The act of the applicant refusing to use the alcohol measurement device was substantiated based on the report prepared by law enforcement officers. While rejecting the objection, the Court emphasized the lack of sufficient and valid evidence contrary to the valid Traffic Administrative Fine Decision Report until proven otherwise. The applicant, on the other hand, presented various allegations that contradicted the authenticity of this report, raising doubts about its reliability. However, without evaluating these allegations, the Court concluded that the applicant could not present evidence to contradict the report. This assessment by the Court reverses the burden of proof. Certainly, the right to a fair trial does not completely prohibit courts from relying on factual and legal presumptions even in trials related to criminal charges. However, in a trial related to a criminal charge, for the presumption not to violate the right to a fair trial, it is necessary for the presumption not to automatically declare the person guilty, for the presumption to be capable of being contradicted, and for the statements and evidence presented by the applicant with the aim of contradicting the presumption to be carefully considered by the court (Gurbet Çoban, § 47).
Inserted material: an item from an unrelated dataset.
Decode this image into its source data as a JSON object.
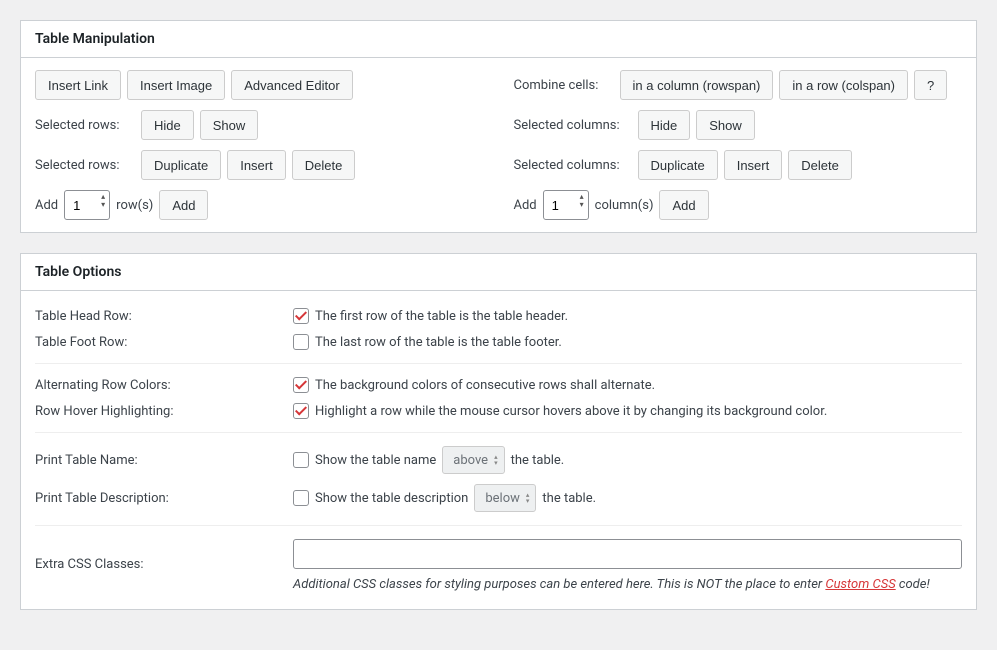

The arguments presented by the applicant are not irrelevant to the case. In this regard, it should be emphasized that the Court did not make an evaluation regarding the applicant’s claim that, despite the attempt to measure alcohol with the alcohol measurement device, it did not measure, indicating a possible malfunction. Additionally, considering that the alcohol measurement at the hospital 36 minutes after the incident revealed that the applicant was not intoxicated, it was concluded that the applicant’s claims were of a nature that could cast doubt on the content and credibility of the report. In these circumstances, it is considered that the Court’s failure to take steps to dispel the doubts arising from the conditions of the incident, such as listening to the witnesses of the report and any other witnesses, evaluating camera recordings if available, and researching the integrity and calibration of the alcohol measurement device, would be highly effective. The Court did not take such a step in this direction.

III. Result

Although the presumption of the validity of the law enforcement report can be contradicted, the failure of the Court to even consider the claims and objections raised by the applicant to prove otherwise resulted in a situation where, in terms of the application method in the concrete case, the presumption automatically deemed the applicant guilty. Even if the applicant was given the opportunity to defend himself, the Court’s approach that favoured the law enforcement report made the applicant’s defence meaningless and disadvantaged the applicant against the public authority. In this case, where the objection of the applicant was rejected based on the presumption of the validity of the law enforcement report, without even examining the applicant’s defence, it is concluded that there has been a violation of the principle of equality of arms within the scope of the right to a fair trial guaranteed by Article 36 of the Constitution. In light of the reasons stated, it should be decided that the principle of equality of arms within the scope of the right to a fair trial guaranteed by Article 36 of the Constitution has been violated.